Scientists bred a frog that only lived for 3 days. It was an extraordinary achievement.
Once a species is extinct, it's gone forever, right? A group of Australian scientists would beg to differ.
There are thousands of endangered or vulnerable species in the world right now.
These include animals like the black rhino, the hawksbill turtle, the pangolin, and the Sumatran elephant.
Right now, these species have very little chance of living past the next 50 years. But one little frog could change all that.
In the 1970s, Australian scientists discovered a new breed of frog with some interesting behaviors.
The Guardian reports that the Gastric Brooding Frog was unlike any frog scientists had seen before.
As its name suggests, it swallowed its fertilized eggs and newly hatched tadpoles whole. Then the frog's stomach, which functioned like a uterus, would incubate the frogs until they were fully formed.
And how did the female frog get her frog children back into the world once they were fully formed, you ask? She projectile-vomited them, of course.
These scientists thought the Gastric Brooding Frog could lead to some huge discoveries.
The functions of this frog's extra-special stomach had the potential to help us discover new procedures that could be used in human medicine (think better treatments for stomach ulcers, new antibiotics or even improved fertility treatments).
But then, just as quickly as they popped up, the Gastric Brooding Frogs disappeared in the early 1980s. The same excited scientists determined that the skin-based chytrid fungus wiped them all out.
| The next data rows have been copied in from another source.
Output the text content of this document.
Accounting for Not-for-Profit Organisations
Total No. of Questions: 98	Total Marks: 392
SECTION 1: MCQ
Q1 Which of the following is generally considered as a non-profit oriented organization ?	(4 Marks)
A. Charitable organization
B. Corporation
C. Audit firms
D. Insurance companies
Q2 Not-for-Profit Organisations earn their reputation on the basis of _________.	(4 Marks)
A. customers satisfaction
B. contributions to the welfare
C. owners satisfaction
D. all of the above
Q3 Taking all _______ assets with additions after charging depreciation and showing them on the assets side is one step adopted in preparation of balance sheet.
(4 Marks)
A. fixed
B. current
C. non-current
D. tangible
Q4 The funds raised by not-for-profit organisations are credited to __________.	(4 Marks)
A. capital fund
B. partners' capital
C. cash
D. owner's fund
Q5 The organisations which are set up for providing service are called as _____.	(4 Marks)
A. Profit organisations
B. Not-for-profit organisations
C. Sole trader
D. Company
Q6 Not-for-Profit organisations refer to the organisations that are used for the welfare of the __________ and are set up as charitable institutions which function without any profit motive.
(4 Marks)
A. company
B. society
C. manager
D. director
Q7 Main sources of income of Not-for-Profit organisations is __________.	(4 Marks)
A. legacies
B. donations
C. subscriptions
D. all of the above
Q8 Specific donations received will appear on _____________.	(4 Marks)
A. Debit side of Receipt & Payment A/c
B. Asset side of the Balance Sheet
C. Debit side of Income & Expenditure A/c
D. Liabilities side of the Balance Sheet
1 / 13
The frogs were extinct.
Here's the cool part, though: 30 years later, those scientists are back on the Gastric Brooding Frog's case once again.
"This is definitely the most extraordinary frog that ever lived anywhere in the world," scientist Michael Archer said when asked about this particular breed of frog for an episode of the "Catastrophic Science" video series.
That's why Archer, a scientist at the University of New South Wales, chose the Gastric Brooding Frog for his next big project, titled "The Lazarus Project."
Archer wants to bring the extinct Gastric Brooding Frog back to life, a process he's calling de-extinction.
Where do you start when bringing back an extinct frog?
It's just as tough as it sounds.
First, the scientists had to locate a freezer full of dead (but preserved) Gastric Brooding Frogs. From there, the project looks a lot like an "Orphan Black"-style cloning mission.
At a basic level, the scientists take one cell from a frozen Gastric Brooding Frog and put that cell in the DNA-less egg of another, more common Australian frog. That egg will develop into a tadpole eventually — but it should develop into a Gastric Brooding Frog, rather than a common frog.
The project has been successful so far, but there are still many obstacles.
According to the scientists on the research team, they're well on their way when it comes to creating the second coming of the Gastric Brooding Frog.They've seen embryos divide, which is an incredibly good sign.
But those embryos have only lived for three days so far, so there's still a lot of work to be done.
The ramifications of this project for other near-extinct species (and for humans) are huge, though.
"There is increasing interest in the fact that many animals are becoming extinct all over the world," Archer says in the "Catastrophic Science" video. "We're losing biodiversity. We need to find some animal that can be demonstrated to be brought back from the dead."